清次郎は喜市の部屋何も言わずにを飛び出すようにして自分の部屋に戻ると、朝の芋粥の残りを器によそって持って来た。慌てすぎたせいでこぼしたのも気にせずに、その手で箱膳を引き寄せると乱暴にその上に置く。

「今すぐ、岸本殿を呼んで参る。これを食べて待っていろ」

清次郎は必死に言ってくれていることはわかっていたが、しかしながら喜市は口をあけるのもおっくうで

「ありがたいねえ」

とだけ答え、膳に手をつけようとしなかった。しかし察した清次郎はすぐさま眉間にしわを寄せ

「食え」

と怒鳴りつけるように言い、急ぎ出て行ってしまった。


その様な清次郎の物言いが初めてで驚いたのが効いたのか、喜市は渋々粥に口をつけた。

味気無い芋粥はいつもより一層食い応えがなかったが、しかし先ほどの清次郎の一喝と、今聞こえているお向かいのあわただしい音を思えば、何とか食べねばと言う使命感にやっとのことでからくり機械のように口へと運ぶことができた。


一方清次郎は火をおこして湯を沸かし始めると、それと喜市の世話を侘助にまかせて飛び出した。まだ朝早く、髭を整えていた岸本の元に、汗だくの清次郎が駆け込んだのは、それから四半刻も経たない頃だった。

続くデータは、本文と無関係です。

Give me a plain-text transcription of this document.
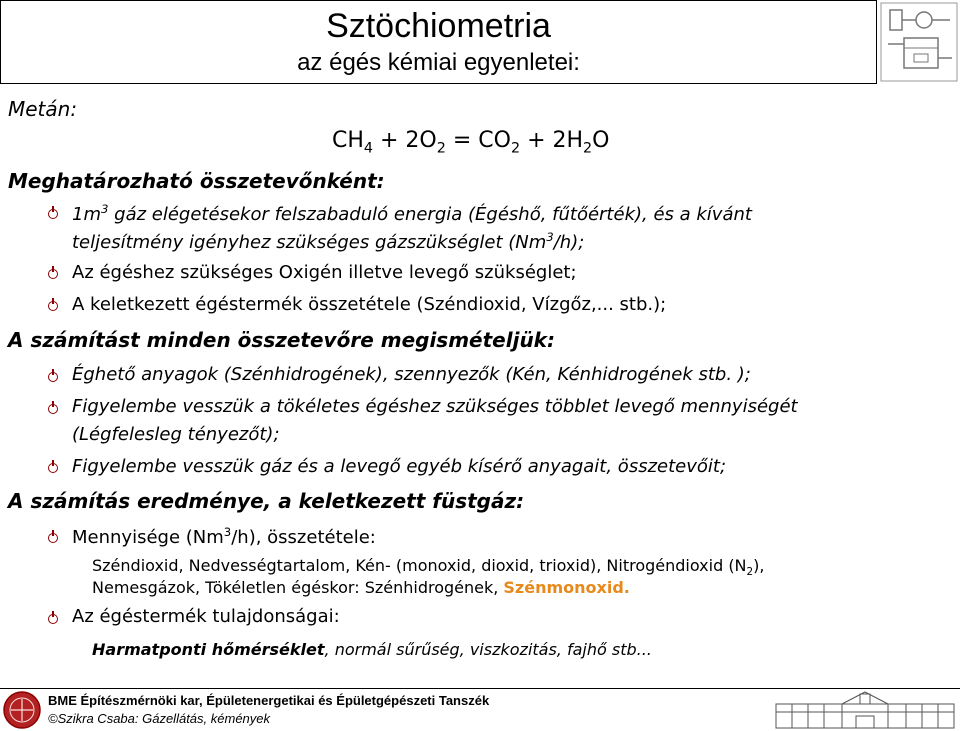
Sztöchiometria
az égés kémiai egyenletei:
Metán:
$CH_4 + 2O_2 = CO_2 + 2H_2O$
Meghatározható összetevőnként:
$1m^3$ gáz elégetésekor felszabaduló energia (Égéshő, fűtőérték), és a kívánt
teljesítmény igényhez szükséges gázszükséglet (Nm$^3$/h);
Az égéshez szükséges Oxigén illetve levegő szükséglet;
A keletkezett égéstermék összetétele (Széndioxid, Vízgőz,... stb.);
A számítást minden összetevőre megismételjük:
Éghető anyagok (Szénhidrogének), szennyezők (Kén, Kénhidrogének stb. );
Figyelembe vesszük a tökéletes égéshez szükséges többlet levegő mennyiségét
(Légfelesleg tényezőt);
Figyelembe vesszük gáz és a levegő egyéb kísérő anyagait, összetevőit;
A számítás eredménye, a keletkezett füstgáz:
Mennyisége (Nm$^3$/h), összetétele:
Széndioxid, Nedvességtartalom, Kén- (monoxid, dioxid, trioxid), Nitrogéndioxid $(N_2)$,
Nemesgázok, Tökéletlen égéskor: Szénhidrogének, Szénmonoxid.
Az égéstermék tulajdonságai:
Harmatponti hőmérséklet, normál sűrűség, viszkozitás, fajhő stb...
BME Építészmérnöki kar, Épületenergetikai és Épületgépészeti Tanszék
©Szikra Csaba: Gázellátás, kémények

岸本殿、と聞き覚えのある声が門の方からかかったと思った次の瞬間には、足音は既に岸本の寝所まで迫っていた。そして現れた今まで見たことも無い程に険しく、子供のようにうろたえた表情の清次郎にただならぬ物を感じた岸本は、左半分の髭を整えるより先に

「どうした」

と清次郎に座布団を差し出した。

「喜市がコロリかもしれません」

挨拶よりも早く出たコロリという言葉に、岸本ははっと息を飲んだ。

「分かった、直ぐに支度しよう。辻でも良い。籠を拾って置いてくれるか」

そう言い置くと、岸本は傍らの屏風にかかっていた羽織りを引っ掛け、奥の部屋へと消えていった。


急いで通りへ出た清次郎は広小路まで走り、そこで煙草を呑んでいた仕事前の籠掻きを急かし引きずるように連れて来た。

岸本が医者だと分かると、籠掻きの方も急いでくれ、清次郎は追いつくのも精一杯であったが、途中講武所に休みの届をしていないことに気付き、やっとのことで籠と並走すると、岸本にそれを告げて去った。



「侘助、水はいいから、来ちゃならねえよ。清次郎殿の所にかえんな」

侘助は喜市が再三寄るなと言うので、部屋の隅で膝を抱えるように座っていたが、清次郎の所に帰るつもりもなかった。

「狸はそんなものにかからん」

「そんなのわからんだろう。とっととけえんな」


朦朧としながら話すが、しかし、頻繁に行く雪隠は手助けがあればだいぶ楽なものになるのはわかっていて、そのときばかりは侘助に貧乏神を呼びに行かせていた。


「お前さんのせいじゃなかろうね」

「それは疫病神の持ち場だからなあ」

貧乏神は飄々と話すので、それもそうかと喜市はおとなしく肩を借りた。